The spreadsheet seems to be a response to the controversy over Kooks Burritos, a Portland-area pop-up food truck run by two white women. In an interview with Williamette Week, Kooks owners Kali Wilgus and Liz Connelly explained how they fell in love with authentic Mexican tortillas during a visit to Puerto Nuevo, Mexico.
"I picked the brains of every tortilla lady there in the worst broken Spanish ever, and they showed me a little of what they did," said Connelly. "They told us the basic ingredients, and we saw them moving and stretching the dough similar to how pizza makers do before rolling it out with rolling pins. They wouldn't tell us too much about technique, but we were peeking into the windows of every kitchen, totally fascinated by how easy they made it look. We learned quickly it isn't quite that easy."
Reactions to the interview were hostile, to say the least. Commenters trashed the pair. The Portland Mercury slammed their actions as intellectual property theft. Mic's Jamilah King described Kooks' methods as "either genius or the latest example of white folks profiting off the labor of people of color." Connelly and Wilgus eventually shuttered the truck.
It's not clear who is behind the spreadsheet, but the authors claim it was compiled "by several people of color." I reached out for a comment and received this response: "Sorry, we are not taking media inquiries."
When people criticize cultural appropriation, they are often irritated that a non-ethnic person has pilfered an ethnic tradition in an insufficiently authentic manner. That's not exactly the case here. Say what you will about Wilgus and Connelly—peeking into windows was certainly rude—but it sounds like their burritos were pretty darn accurate. They went to the trouble of learning how a native Mexican would cook them. The same may well be true of some of the restaurants on the spreadsheet. Who knows: Some of them might even employ nonwhite cooks who are in fact preparing their own traditional cuisines.

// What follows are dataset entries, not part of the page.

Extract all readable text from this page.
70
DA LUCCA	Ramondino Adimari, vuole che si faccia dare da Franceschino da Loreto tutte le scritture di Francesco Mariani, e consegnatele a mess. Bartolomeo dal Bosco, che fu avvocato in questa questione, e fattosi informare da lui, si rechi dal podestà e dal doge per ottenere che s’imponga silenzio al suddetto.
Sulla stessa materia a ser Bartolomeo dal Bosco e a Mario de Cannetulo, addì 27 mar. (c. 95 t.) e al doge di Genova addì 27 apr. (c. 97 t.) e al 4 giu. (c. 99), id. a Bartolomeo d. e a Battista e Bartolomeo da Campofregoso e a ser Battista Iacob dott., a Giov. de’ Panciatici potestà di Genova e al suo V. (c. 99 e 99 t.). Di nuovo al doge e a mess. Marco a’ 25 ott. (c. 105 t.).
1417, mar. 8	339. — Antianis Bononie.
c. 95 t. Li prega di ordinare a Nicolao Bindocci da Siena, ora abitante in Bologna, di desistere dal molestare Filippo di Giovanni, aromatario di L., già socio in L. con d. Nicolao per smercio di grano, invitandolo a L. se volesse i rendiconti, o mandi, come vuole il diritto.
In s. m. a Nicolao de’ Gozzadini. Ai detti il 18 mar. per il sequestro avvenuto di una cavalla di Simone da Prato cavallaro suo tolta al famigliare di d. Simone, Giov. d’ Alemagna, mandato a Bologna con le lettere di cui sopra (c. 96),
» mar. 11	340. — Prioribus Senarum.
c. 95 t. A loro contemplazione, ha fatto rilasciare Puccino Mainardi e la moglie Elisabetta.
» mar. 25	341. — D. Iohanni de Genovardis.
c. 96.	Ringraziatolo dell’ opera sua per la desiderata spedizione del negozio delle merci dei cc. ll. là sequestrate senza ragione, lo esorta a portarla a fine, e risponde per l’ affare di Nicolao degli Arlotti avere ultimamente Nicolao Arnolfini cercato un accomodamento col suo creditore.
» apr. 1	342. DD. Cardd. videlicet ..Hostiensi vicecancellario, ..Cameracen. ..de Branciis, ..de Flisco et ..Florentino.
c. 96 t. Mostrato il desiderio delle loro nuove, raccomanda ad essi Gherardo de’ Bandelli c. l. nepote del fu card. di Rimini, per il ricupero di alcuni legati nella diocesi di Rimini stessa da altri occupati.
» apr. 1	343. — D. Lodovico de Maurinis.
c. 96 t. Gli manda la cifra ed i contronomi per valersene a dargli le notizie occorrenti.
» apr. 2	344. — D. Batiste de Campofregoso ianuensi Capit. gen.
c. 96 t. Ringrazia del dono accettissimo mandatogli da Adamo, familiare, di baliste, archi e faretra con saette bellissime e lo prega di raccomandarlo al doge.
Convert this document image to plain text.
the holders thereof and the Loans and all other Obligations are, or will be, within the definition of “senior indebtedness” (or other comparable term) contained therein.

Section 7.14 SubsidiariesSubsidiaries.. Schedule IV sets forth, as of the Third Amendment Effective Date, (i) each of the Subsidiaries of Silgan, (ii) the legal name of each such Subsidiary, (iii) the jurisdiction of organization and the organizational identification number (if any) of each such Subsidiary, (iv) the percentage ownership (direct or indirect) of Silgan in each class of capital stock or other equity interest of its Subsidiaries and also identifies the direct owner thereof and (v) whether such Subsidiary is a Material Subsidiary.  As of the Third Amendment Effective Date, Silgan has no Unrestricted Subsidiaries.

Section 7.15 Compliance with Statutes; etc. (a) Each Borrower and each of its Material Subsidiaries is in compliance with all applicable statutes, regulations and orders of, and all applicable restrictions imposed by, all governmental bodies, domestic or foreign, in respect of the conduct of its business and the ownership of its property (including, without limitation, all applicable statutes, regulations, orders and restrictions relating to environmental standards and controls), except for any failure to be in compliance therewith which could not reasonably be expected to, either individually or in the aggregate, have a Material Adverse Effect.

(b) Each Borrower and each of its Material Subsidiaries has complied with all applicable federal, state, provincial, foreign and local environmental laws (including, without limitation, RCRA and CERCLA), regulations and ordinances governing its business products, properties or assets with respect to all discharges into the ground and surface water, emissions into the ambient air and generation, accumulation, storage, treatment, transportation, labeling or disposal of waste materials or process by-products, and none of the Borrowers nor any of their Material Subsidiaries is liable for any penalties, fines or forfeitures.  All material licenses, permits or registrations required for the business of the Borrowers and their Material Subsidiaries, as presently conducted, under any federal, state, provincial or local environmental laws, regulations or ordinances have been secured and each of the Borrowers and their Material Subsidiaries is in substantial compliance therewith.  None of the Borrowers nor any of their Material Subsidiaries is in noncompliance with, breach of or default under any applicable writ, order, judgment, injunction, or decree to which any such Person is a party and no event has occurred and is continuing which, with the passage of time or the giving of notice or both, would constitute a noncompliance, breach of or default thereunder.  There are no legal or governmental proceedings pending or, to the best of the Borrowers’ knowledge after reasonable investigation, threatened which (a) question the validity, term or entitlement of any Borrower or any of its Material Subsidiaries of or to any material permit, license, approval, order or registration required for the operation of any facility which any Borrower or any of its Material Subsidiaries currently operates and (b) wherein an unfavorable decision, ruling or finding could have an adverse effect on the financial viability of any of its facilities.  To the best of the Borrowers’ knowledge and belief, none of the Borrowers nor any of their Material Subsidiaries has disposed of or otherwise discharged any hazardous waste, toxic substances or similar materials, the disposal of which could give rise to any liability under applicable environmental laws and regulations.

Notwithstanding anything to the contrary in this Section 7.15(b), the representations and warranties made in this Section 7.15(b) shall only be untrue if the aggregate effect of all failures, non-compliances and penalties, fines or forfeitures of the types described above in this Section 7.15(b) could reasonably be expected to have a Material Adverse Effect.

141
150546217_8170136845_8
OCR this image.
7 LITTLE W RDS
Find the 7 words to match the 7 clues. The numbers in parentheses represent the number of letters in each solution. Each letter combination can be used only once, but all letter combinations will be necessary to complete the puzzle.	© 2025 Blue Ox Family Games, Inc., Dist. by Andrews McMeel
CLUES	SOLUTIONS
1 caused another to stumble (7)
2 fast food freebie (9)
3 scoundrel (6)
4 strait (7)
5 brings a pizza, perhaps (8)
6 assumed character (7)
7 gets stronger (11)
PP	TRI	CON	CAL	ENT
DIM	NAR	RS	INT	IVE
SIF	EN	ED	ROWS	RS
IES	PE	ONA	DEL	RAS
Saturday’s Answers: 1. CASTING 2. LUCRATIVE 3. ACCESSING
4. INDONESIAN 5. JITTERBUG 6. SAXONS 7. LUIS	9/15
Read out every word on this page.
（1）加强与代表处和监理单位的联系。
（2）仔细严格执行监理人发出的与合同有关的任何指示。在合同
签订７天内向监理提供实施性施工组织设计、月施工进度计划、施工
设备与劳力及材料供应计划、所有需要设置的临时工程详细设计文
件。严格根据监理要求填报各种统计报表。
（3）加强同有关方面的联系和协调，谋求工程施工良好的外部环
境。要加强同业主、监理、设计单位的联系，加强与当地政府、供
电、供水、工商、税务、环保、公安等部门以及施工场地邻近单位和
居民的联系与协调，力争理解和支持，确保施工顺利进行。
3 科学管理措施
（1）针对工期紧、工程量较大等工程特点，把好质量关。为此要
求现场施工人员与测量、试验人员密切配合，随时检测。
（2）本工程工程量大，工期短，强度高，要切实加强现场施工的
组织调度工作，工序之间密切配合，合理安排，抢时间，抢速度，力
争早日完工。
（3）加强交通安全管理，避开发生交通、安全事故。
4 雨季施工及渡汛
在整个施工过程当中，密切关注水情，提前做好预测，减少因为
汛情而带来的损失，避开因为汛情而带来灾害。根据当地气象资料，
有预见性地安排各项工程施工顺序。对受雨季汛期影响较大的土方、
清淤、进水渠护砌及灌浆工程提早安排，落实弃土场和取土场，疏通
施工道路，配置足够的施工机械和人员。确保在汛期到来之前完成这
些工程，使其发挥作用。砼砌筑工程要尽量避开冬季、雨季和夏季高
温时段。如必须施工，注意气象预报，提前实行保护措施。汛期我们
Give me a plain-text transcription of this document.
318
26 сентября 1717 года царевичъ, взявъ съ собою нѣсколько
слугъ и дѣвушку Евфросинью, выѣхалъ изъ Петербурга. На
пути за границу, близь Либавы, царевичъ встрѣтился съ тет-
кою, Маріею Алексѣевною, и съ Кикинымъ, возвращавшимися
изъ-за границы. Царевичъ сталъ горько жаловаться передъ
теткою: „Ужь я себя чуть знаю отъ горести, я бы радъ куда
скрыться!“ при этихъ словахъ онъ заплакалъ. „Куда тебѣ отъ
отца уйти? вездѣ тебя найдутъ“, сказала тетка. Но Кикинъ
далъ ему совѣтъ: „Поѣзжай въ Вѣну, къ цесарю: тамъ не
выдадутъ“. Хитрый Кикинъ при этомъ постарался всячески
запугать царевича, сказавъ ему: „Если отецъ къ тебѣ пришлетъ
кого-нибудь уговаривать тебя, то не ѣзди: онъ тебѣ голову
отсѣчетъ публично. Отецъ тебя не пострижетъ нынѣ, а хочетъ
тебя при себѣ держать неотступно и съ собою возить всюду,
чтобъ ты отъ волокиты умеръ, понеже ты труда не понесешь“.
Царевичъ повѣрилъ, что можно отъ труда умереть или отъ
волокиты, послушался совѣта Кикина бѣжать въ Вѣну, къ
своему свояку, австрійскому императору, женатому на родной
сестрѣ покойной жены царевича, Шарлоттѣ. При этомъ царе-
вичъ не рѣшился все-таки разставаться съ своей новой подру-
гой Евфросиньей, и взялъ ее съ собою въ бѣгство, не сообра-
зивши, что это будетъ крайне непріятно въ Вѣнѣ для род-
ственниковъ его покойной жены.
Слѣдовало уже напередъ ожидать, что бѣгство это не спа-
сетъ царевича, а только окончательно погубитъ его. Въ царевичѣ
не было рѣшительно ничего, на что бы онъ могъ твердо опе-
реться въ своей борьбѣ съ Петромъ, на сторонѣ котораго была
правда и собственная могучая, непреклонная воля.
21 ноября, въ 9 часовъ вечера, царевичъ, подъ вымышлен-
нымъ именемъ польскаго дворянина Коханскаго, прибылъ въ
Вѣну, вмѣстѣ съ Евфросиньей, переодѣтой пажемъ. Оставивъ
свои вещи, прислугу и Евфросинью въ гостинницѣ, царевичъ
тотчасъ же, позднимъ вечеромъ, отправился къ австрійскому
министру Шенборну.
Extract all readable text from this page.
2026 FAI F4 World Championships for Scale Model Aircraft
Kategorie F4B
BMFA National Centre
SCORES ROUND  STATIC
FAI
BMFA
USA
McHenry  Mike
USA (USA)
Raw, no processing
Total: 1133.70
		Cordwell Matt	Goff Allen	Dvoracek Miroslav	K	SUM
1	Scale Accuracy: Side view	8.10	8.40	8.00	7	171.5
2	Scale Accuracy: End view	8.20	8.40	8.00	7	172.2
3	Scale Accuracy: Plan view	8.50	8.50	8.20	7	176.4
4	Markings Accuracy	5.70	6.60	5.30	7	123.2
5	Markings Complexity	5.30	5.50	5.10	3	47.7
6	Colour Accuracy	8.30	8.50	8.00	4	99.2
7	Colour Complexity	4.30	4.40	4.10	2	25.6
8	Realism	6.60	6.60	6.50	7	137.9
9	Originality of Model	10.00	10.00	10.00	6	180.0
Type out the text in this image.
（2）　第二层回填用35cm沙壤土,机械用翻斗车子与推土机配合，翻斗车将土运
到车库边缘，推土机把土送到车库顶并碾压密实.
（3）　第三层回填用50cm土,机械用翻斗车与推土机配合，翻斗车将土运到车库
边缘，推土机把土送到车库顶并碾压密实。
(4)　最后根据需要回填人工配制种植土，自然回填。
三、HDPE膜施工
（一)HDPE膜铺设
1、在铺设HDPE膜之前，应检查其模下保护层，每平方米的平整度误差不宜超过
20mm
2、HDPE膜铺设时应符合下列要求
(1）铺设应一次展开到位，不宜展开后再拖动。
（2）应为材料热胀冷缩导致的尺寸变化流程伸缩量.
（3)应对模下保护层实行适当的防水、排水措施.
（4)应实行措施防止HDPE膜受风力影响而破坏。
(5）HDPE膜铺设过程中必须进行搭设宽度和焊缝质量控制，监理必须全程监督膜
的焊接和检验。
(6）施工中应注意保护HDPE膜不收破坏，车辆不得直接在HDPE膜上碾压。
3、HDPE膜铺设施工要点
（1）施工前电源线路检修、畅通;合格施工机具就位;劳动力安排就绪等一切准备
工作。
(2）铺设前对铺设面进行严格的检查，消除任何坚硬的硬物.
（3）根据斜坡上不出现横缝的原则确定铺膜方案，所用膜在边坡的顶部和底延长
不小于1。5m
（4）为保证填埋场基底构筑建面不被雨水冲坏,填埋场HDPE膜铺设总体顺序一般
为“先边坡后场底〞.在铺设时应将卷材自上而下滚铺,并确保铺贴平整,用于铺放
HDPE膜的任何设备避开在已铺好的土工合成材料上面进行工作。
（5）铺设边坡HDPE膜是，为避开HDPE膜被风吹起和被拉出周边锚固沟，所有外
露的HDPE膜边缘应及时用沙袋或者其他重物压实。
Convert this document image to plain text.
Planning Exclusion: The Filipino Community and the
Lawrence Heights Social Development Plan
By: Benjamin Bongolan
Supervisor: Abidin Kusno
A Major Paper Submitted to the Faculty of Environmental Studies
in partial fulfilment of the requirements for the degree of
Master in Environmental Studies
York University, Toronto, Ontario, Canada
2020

Anyway, if you're saying that white people shouldn't serve ethnic food at all, even if it's really authentic and popular with customers, you're going to drastically shrink the pool of non-ethnic people trying, eating, and learning about, ethnic cuisines. That might satisfy the enemies of cultural appropriation, but it doesn't seem like it would ultimately be in the best interests of anyone, including the ethnic restaurateurs.